A few weeks ago she rang me up and invited me for a coffee and a catch-up. The hook was that she had a present for me. Now, Amanda has a hot pink A5 Filofax, unused and unloved, languishing on her desk. I have hinted about adopting it on a number of occasions and actually dared to think that she had finally decided to give it to me.
We met at our usual haunt and she was carrying a rather un-Filofax shaped package with her. We ordered our coffees and sat down. She handed me the package.
If I could have raised one eyebrow I would. It was heavy. I shook it and she screamed, "DON'T SHAKE HIM!"
Him? HIM? What the actual...
I opened the package and was greeted with a mason jar full of some gloopy mixture. My heart sank.
It was a fucking 'Friendship Cake'. The type of gift you only give to frenemies. I have survived almost twenty-two years of parenting without ever accepting ownership of one of these things. A fact that I'm very proud of.
It was a fucking 'Friendship Cake'. The type of gift you only give to frenemies. I have survived almost twenty-two years of parenting without ever accepting ownership of one of these things. A fact that I'm very proud of.
I sighed a deep sigh and pushed it back across the table. However, because I had taken the package, I couldn't give him back - it would bring me bad luck. I had been tricked into accepting him.
Bitch!
The problem is, I'm also not in the slightest bit superstitious but who ever wants to test that theory? I wrapped Herman back up and Amanda proceeded to tell me all about how to look after him (a frigging full sheet of instructions - more of that in a minute), how he would grow and how I had to talk to him and sing to him. She even gave me a demonstration in the cafe.
Yes... that face you're making now... that was me too.
I took Herman home and Kev laughed in my face. He told me to throw it down the sink but karma and superstition were playing on my mind. We did tweet out this picture to see what Amanda's reaction was. She didn't exactly wish bad things on me but she likened killing Herman to murdering one of my own children.
So I put Herman in a bowl and I covered him with a tea towel leaving him in a warm place. I followed the instructions. I didn't talk to him and I didn't sing to him (have you heard me sing?).
Do you want to know why he grows? Because you have to add* about eight packs of flour, two-hundred pints of milk and half a ton of sugar. And you do this twice during his 'lifetime'. You also have to stir the bloody thing twice a day. I think this is where the singing is supposed to come in but I 'forgot'.

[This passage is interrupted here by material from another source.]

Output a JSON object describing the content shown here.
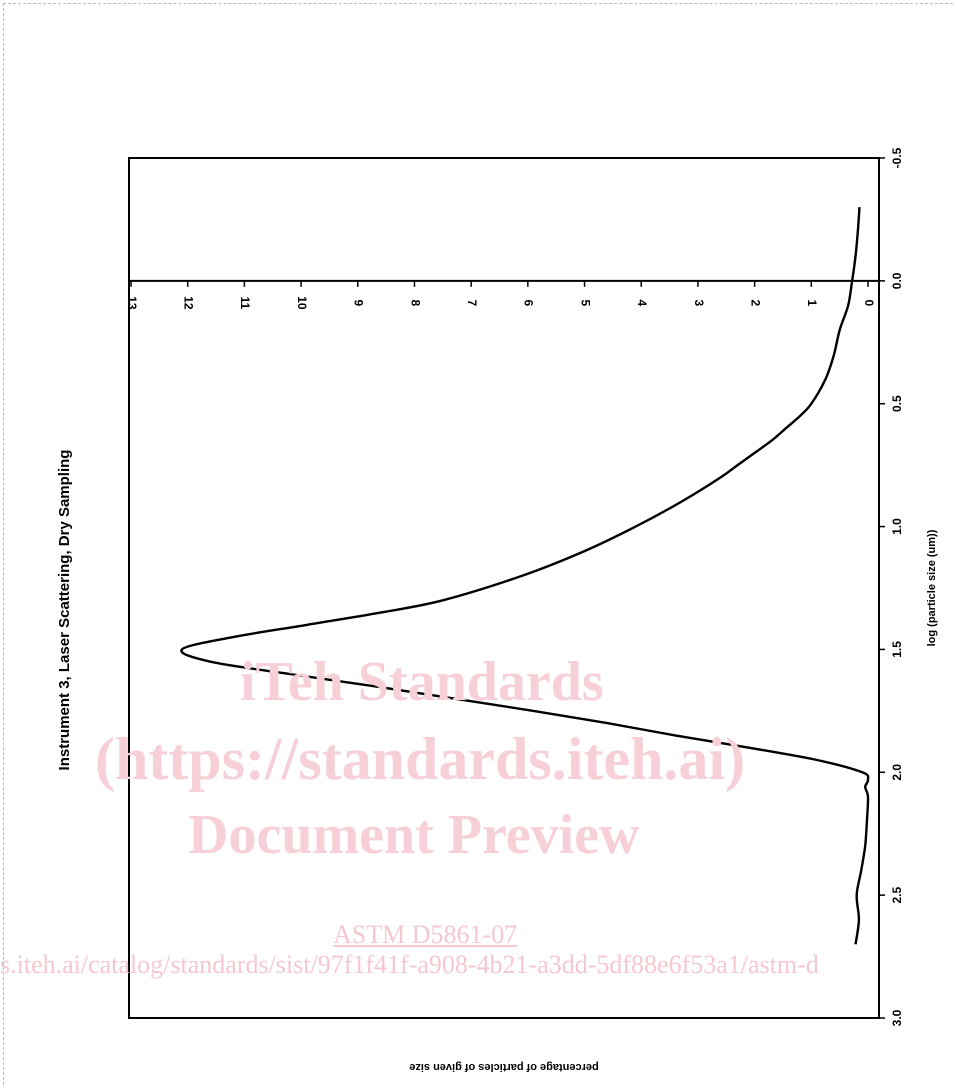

Ten days passed. The bowl housing Herman was a bit of a hazard in the kitchen but we worked around him (Him? She's got me at it now!). My whole kitchen smelt like my Dad's home brew kits back in the 1980's. I was supposed to split it into four - give two away, bake one and that start the whole naffing process again myself.
But I didn't know a single person who I hated enough to pass it on to (Sharon, if you're reading this, you had a lucky escape, believe me). Everyone I mentioned it to just laughed at me and sent thinly veilled threats if I dared to go near them with an unbaked portion of Herman. They'd all been stung before.
It's like a baking version of a chain letter or a pyramid scheme but with no benefits to anyone. The only people left in my life that would be eligible to receive Herman were the girls at work. I put the bowl to one side whilst I had a search in the cupboard for two empty jars. I have no idea what happened next but...
Herman... EVERYWHERE!
Was it an accident or did he jump? Is it because I didn't sing to him he decided to end it all? I am free from guilt and, more importantly, free from the Herman chain.
*This is a slight exaggeration. You can find the exact Herman recipe on the Netmums website.